“It’s amazing to be in a program where everyone is passionate about science and research, but they are all so unique in their interests and research focuses.”
What inspired you to major in science?
“As a child, I was always told that the brain was responsible for some of the most complex functions in the body such as memory and learning. As I grew up, that fascination fostered a genuine curiosity in the brain’s mechanisms and anatomy. I was particularly drawn to the physiological factors behind pervasive developmental disorders, such as autism.”
What’s the larger significance of your Amgen Scholars research? What’s your ultimate career goal?
“There are a variety of projects that are in progress in Dr. Macklis’ Neuroscience lab at Harvard University. The fundamental idea is that in order to better approach complicated neurodegenerative diseases, such as Lou Gehrig’s disease, we must understand the development of neurons and the genes responsible for them. I would ultimately like to be a physician-scientist in the field of pediatric neurology/neurosurgery.”
Why did you apply to the Amgen Scholars Program?
“I applied because I wanted to understand what it really means to be a scientist. I wanted to get to know what it means to devote years of one’s life to answering a single question.
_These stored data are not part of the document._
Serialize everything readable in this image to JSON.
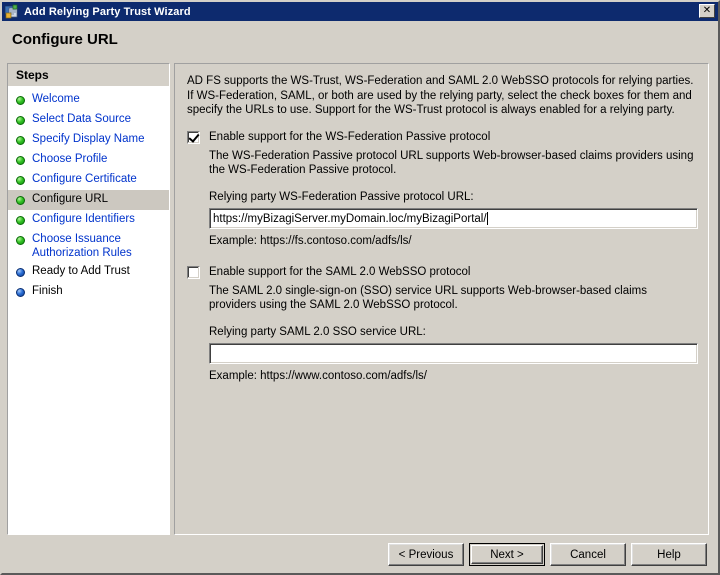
{
  "window": {
    "title": "Add Relying Party Trust Wizard",
    "icon": "wizard-window-icon",
    "close_label": "✕"
  },
  "page": {
    "title": "Configure URL"
  },
  "sidebar": {
    "header": "Steps",
    "items": [
      {
        "label": "Welcome",
        "state": "done"
      },
      {
        "label": "Select Data Source",
        "state": "done"
      },
      {
        "label": "Specify Display Name",
        "state": "done"
      },
      {
        "label": "Choose Profile",
        "state": "done"
      },
      {
        "label": "Configure Certificate",
        "state": "done"
      },
      {
        "label": "Configure URL",
        "state": "current"
      },
      {
        "label": "Configure Identifiers",
        "state": "done"
      },
      {
        "label": "Choose Issuance Authorization Rules",
        "state": "done"
      },
      {
        "label": "Ready to Add Trust",
        "state": "pending"
      },
      {
        "label": "Finish",
        "state": "pending"
      }
    ]
  },
  "main": {
    "intro": "AD FS supports the WS-Trust, WS-Federation and SAML 2.0 WebSSO protocols for relying parties.  If WS-Federation, SAML, or both are used by the relying party, select the check boxes for them and specify the URLs to use.  Support for the WS-Trust protocol is always enabled for a relying party.",
    "wsfed": {
      "checkbox_label": "Enable support for the WS-Federation Passive protocol",
      "checked": true,
      "description": "The WS-Federation Passive protocol URL supports Web-browser-based claims providers using the WS-Federation Passive protocol.",
      "field_label": "Relying party WS-Federation Passive protocol URL:",
      "value": "https://myBizagiServer.myDomain.loc/myBizagiPortal/",
      "placeholder": "",
      "example": "Example: https://fs.contoso.com/adfs/ls/"
    },
    "saml": {
      "checkbox_label": "Enable support for the SAML 2.0 WebSSO protocol",
      "checked": false,
      "description": "The SAML 2.0 single-sign-on (SSO) service URL supports Web-browser-based claims providers using the SAML 2.0 WebSSO protocol.",
      "field_label": "Relying party SAML 2.0 SSO service URL:",
      "value": "",
      "placeholder": "",
      "example": "Example: https://www.contoso.com/adfs/ls/"
    }
  },
  "buttons": {
    "previous": "< Previous",
    "next": "Next >",
    "cancel": "Cancel",
    "help": "Help"
  },
  "colors": {
    "titlebar": "#0d2a6e",
    "face": "#d4d0c8",
    "link": "#0033cc",
    "step_done": "#35c425",
    "step_pending": "#2a6fd6",
    "selection": "#ccc8c0"
  }
}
The Amgen Scholars Program at Harvard also gave me the chance to explore the molecular biology aspect of a Neuroscience lab, something that I did not have previous exposure to.”
What aspects of the program are you most enjoying this summer?
“Aside from the amazing laboratory experience this summer, I am really enjoying networking with other scholars in the Harvard Summer Undergraduate Research Village. It’s amazing to be in a program where everyone is passionate about science and research, but they are all so unique in their interests and research focuses. The friendships that I have made this summer are ones that will last throughout my life.”